ABOUT THE MERRIMACK CONSERVATION PARTNERSHIP
In 2010 the Merrimack River was identified by the US Forest Service as “one of the most threatened watersheds in the nation” in terms of projected loss of private forest land over the next twenty years. This designation inspired a broad partnership of environmental organizations and public agencies in New Hampshire and Massachusetts to embark on an ambitious effort to develop a conservation plan that would focus and accelerate land conservation in the Merrimack River watershed. Working together, the Merrimack Conservation Partnership developed a science-driven, consensus based, land conservation plan that integrates the best-available natural resource data with expert judgment to prioritize land protection in the Merrimack River valley.
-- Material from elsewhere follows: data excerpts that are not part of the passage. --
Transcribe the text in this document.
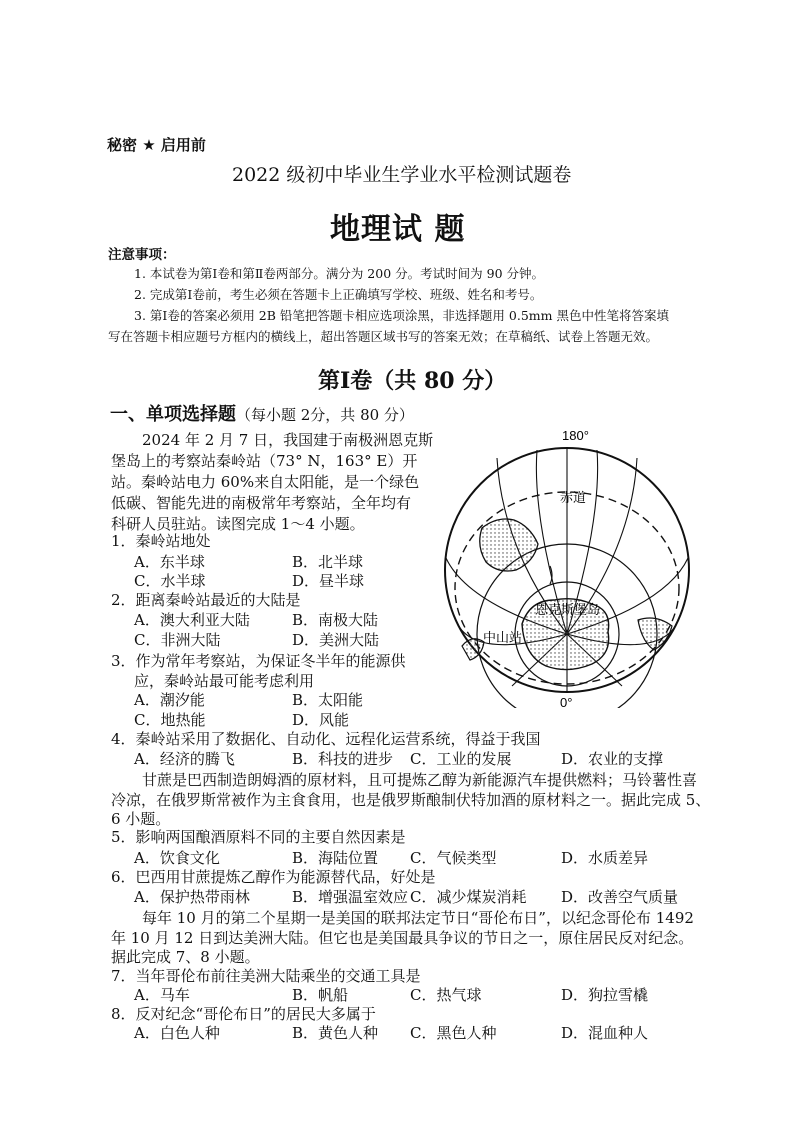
秘密 ★ 启用前
2022 级初中毕业生学业水平检测试题卷
地理试 题
注意事项：
1. 本试卷为第Ⅰ卷和第Ⅱ卷两部分。满分为 200 分。考试时间为 90 分钟。
2. 完成第Ⅰ卷前，考生必须在答题卡上正确填写学校、班级、姓名和考号。
3. 第Ⅰ卷的答案必须用 2B 铅笔把答题卡相应选项涂黑，非选择题用 0.5mm 黑色中性笔将答案填
写在答题卡相应题号方框内的横线上，超出答题区域书写的答案无效；在草稿纸、试卷上答题无效。
第Ⅰ卷（共 80 分）
一、单项选择题（每小题 2分，共 80 分）
2024 年 2 月 7 日，我国建于南极洲恩克斯
堡岛上的考察站秦岭站（73° N，163° E）开
站。秦岭站电力 60%来自太阳能，是一个绿色
低碳、智能先进的南极常年考察站，全年均有
科研人员驻站。读图完成 1～4 小题。
1．秦岭站地处
A．东半球	B．北半球
C．水半球	D．昼半球
2．距离秦岭站最近的大陆是
A．澳大利亚大陆	B．南极大陆
C．非洲大陆	D．美洲大陆
3．作为常年考察站，为保证冬半年的能源供
应，秦岭站最可能考虑利用
A．潮汐能	B．太阳能
C．地热能	D．风能
4．秦岭站采用了数据化、自动化、远程化运营系统，得益于我国
A．经济的腾飞	B．科技的进步 C．工业的发展	D．农业的支撑
甘蔗是巴西制造朗姆酒的原材料，且可提炼乙醇为新能源汽车提供燃料；马铃薯性喜
冷凉，在俄罗斯常被作为主食食用，也是俄罗斯酿制伏特加酒的原材料之一。据此完成 5、
6 小题。
5．影响两国酿酒原料不同的主要自然因素是
A．饮食文化	B．海陆位置 C．气候类型	D．水质差异
6．巴西用甘蔗提炼乙醇作为能源替代品，好处是
A．保护热带雨林	B．增强温室效应 C．减少煤炭消耗 D．改善空气质量
每年 10 月的第二个星期一是美国的联邦法定节日“哥伦布日”，以纪念哥伦布 1492
年 10 月 12 日到达美洲大陆。但它也是美国最具争议的节日之一，原住居民反对纪念。
据此完成 7、8 小题。
7．当年哥伦布前往美洲大陆乘坐的交通工具是
A．马车	B．帆船	C．热气球	D．狗拉雪橇
8．反对纪念“哥伦布日”的居民大多属于
A．白色人种	B．黄色人种 C．黑色人种	D．混血种人
180°
0°
赤道
恩克斯堡岛
中山站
ABOUT THE CONSERVATION PLAN
The Merrimack Conservation Plan is the final product of two years of effort by the Merrimack Conservation Partnership, representing 33 private organizations and public agencies in New Hampshire and Massachusetts. In early 2012, this broad partnership committed itself to an ambitious effort to develop a conservation plan that would focus and accelerate land conservation in the Merrimack River watershed of New Hampshire and Massachusetts. Working together, the group developed a science-driven, consensus land conservation plan that integrates the best-available natural resource data with expert judgement to prioritize land protection to protect water quality (especially drinking water supplies), preserve aquatic and terrestrial ecosystems, conserve the region's working farms and forests, and provide recreational open space.